The drug, reports Fulder, both in New Scientist and his new book The Root of Being, comes from a shrub related to ginseng and known scientifically as Eleutherococcus senticosus. "Despite its extensive use in the Soviet Union for 20 years, authorities in the West know almost nothing about it," Fulder writes, even though it is now sold in U.S. health-food stores, drugstores and supermarkets as Eleutherococcus or "Siberian ginseng." And what does the drug do? According to Fulder, the Soviets believe it increases stamina and improves performance. The Soviets ran across Eleutherococcus while testing Far Eastern plants for medicinal properties. They gave it to mice that were then forced to swim to the point of exhaustion. The drug reportedly prolonged swimming time by up to 44%. Next, Fulder writes. Professor Israel Brekhman, director of the U.S.S.R. Academy of Sciences' Institute of Biologically Active Substances in Vladivostok, gave the drug to a large group of runners before a 10-km. race. Those who took it supposedly performed better than those given a placebo. This prompted Professor A.V. Korobkov to experiment with 1,500 athletes at the Lesgraft Institute of Physical Culture and Sports in Moscow; according to Fulder's article, Korobkov found that the drug "could increase endurance as well as reflexes and concentration, particularly in the longer events. It was especially useful at increasing the amount of training that the athlete could tolerate without harm."

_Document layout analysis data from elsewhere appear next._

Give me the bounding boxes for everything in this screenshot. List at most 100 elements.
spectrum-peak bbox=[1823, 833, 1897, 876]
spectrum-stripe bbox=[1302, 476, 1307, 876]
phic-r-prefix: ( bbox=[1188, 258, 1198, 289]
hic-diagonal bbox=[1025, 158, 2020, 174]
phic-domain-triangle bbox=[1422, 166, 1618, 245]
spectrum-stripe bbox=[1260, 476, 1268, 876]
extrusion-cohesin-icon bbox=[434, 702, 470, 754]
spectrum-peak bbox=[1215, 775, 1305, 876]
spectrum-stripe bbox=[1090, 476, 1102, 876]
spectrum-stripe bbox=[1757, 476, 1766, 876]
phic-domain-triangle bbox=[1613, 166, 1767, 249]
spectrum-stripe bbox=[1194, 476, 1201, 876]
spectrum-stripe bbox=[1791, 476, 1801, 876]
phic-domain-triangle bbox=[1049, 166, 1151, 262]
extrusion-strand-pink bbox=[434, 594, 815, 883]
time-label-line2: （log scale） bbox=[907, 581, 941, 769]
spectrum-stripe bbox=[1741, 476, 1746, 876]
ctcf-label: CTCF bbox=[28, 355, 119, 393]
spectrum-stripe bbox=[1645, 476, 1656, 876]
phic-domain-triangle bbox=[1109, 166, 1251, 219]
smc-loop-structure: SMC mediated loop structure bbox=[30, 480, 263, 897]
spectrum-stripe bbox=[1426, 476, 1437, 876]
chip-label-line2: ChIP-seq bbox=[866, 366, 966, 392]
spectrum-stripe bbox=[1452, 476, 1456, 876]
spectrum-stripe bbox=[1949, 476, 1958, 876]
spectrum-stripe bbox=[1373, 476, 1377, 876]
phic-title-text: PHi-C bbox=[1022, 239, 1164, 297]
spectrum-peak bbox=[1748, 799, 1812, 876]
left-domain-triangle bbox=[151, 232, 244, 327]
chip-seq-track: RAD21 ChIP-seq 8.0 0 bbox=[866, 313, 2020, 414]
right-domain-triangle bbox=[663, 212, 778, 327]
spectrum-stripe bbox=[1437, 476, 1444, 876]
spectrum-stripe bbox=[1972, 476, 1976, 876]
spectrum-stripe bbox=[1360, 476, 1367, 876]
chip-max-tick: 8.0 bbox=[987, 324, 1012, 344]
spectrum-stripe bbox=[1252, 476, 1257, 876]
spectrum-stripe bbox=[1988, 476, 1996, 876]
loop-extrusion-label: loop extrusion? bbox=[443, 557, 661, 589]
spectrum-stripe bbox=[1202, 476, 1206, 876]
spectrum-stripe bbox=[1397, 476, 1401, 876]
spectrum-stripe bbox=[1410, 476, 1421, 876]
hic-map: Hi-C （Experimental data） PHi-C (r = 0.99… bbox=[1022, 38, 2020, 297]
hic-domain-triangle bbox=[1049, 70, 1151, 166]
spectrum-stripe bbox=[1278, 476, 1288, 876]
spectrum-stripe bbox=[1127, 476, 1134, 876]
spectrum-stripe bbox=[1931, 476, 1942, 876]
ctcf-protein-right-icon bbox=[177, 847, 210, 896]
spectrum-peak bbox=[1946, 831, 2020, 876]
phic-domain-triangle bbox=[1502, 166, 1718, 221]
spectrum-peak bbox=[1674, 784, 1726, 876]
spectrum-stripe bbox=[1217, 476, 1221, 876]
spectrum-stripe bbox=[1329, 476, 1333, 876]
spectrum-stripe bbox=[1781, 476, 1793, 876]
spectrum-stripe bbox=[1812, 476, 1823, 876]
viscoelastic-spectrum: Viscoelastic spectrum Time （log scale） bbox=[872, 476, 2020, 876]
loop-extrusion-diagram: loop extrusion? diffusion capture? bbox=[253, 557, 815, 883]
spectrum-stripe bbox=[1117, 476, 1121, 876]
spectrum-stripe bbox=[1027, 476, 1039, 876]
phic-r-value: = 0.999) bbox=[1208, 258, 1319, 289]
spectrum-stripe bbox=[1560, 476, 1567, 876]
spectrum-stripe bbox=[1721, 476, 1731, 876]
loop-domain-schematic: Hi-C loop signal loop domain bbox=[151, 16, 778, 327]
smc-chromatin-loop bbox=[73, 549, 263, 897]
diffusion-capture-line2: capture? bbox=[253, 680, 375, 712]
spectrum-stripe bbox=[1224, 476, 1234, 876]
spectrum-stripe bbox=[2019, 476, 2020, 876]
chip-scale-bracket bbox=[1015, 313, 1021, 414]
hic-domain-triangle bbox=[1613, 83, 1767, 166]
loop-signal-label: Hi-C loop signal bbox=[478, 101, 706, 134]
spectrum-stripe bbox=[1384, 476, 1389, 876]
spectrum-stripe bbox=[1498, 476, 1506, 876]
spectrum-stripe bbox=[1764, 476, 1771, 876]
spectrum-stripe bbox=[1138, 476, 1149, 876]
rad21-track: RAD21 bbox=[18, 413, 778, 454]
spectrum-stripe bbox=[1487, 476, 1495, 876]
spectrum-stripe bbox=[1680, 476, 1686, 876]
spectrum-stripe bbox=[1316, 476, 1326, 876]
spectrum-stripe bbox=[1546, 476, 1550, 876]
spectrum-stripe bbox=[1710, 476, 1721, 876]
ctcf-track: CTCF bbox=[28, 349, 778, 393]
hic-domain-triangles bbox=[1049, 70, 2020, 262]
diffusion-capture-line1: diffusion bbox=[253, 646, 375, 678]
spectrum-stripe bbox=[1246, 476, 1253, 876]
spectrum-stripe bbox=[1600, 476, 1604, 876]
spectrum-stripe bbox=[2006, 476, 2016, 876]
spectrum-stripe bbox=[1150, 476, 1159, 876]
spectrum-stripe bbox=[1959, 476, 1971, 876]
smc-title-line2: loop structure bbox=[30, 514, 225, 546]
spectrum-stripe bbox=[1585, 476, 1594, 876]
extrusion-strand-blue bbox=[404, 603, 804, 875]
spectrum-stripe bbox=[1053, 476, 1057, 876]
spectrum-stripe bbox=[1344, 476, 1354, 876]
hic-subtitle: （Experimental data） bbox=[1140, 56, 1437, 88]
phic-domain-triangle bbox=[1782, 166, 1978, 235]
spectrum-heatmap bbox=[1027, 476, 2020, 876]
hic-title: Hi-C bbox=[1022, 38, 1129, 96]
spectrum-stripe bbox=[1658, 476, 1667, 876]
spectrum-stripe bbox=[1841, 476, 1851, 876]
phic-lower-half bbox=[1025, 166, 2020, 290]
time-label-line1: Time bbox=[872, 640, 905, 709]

Fulder's article and book are bound to arouse interest, but one U.S. researcher who has worked with Eleutherococcus, Dr. Ronald K. Siegel, a psychopharmacologist with the Department of Psychiatry at UCLA Medical Center, says, "One should be very cautious about coming to strong conclusions about its effectiveness. Much of the preclinical and clinical research in the Soviet Union is based on poorly controlled studies with nonstandardized preparations." Siegel says that persons in this country who have taken the drug extract and whom he has examined say they feel stimulated. They also report feeling an increase in both energy and psychomotor efficiency. However, Siegel points out, everyone who took it showed an increase in blood pressure and nervousness, and those who took Eleutherococcus in large doses over a period of time also suffered from hypertension, skin eruptions, edema, nervousness, sleeplessness and morning diarrhea.
NOT QUITE CRICKET
Readers of The Times of London were doubtless surprised last week by the story on the "floodlit baseball international" played in Hull between Great Britain and France. Beneath a subhead that read, "One corner of an English field that is forever foreign," Keith Macklin reported, "The weather played a vile trick.... It poured with rain all day and the crowd was reduced from an expected 5,000 to 1,500. Nor was this the only blow for baseball in Britain. France won 13-1 after going seven up in the first two innings."
The British were handicapped from the start because their star pitcher, Peter Darnell, an office worker, was unable to play because of a broken leg. "He was hurt in a league game a week before when he slid too desperately and too hard into a base," Macklin noted. To make matters worse, " Great Britain were guilty of several fielding errors in the early stages of the match; when they tightened up their game it was too late. Some consolation was gained on Sunday when a Humberside team took on the French at Burton Constable, an attractive village site, and narrowed the margin to 5-3.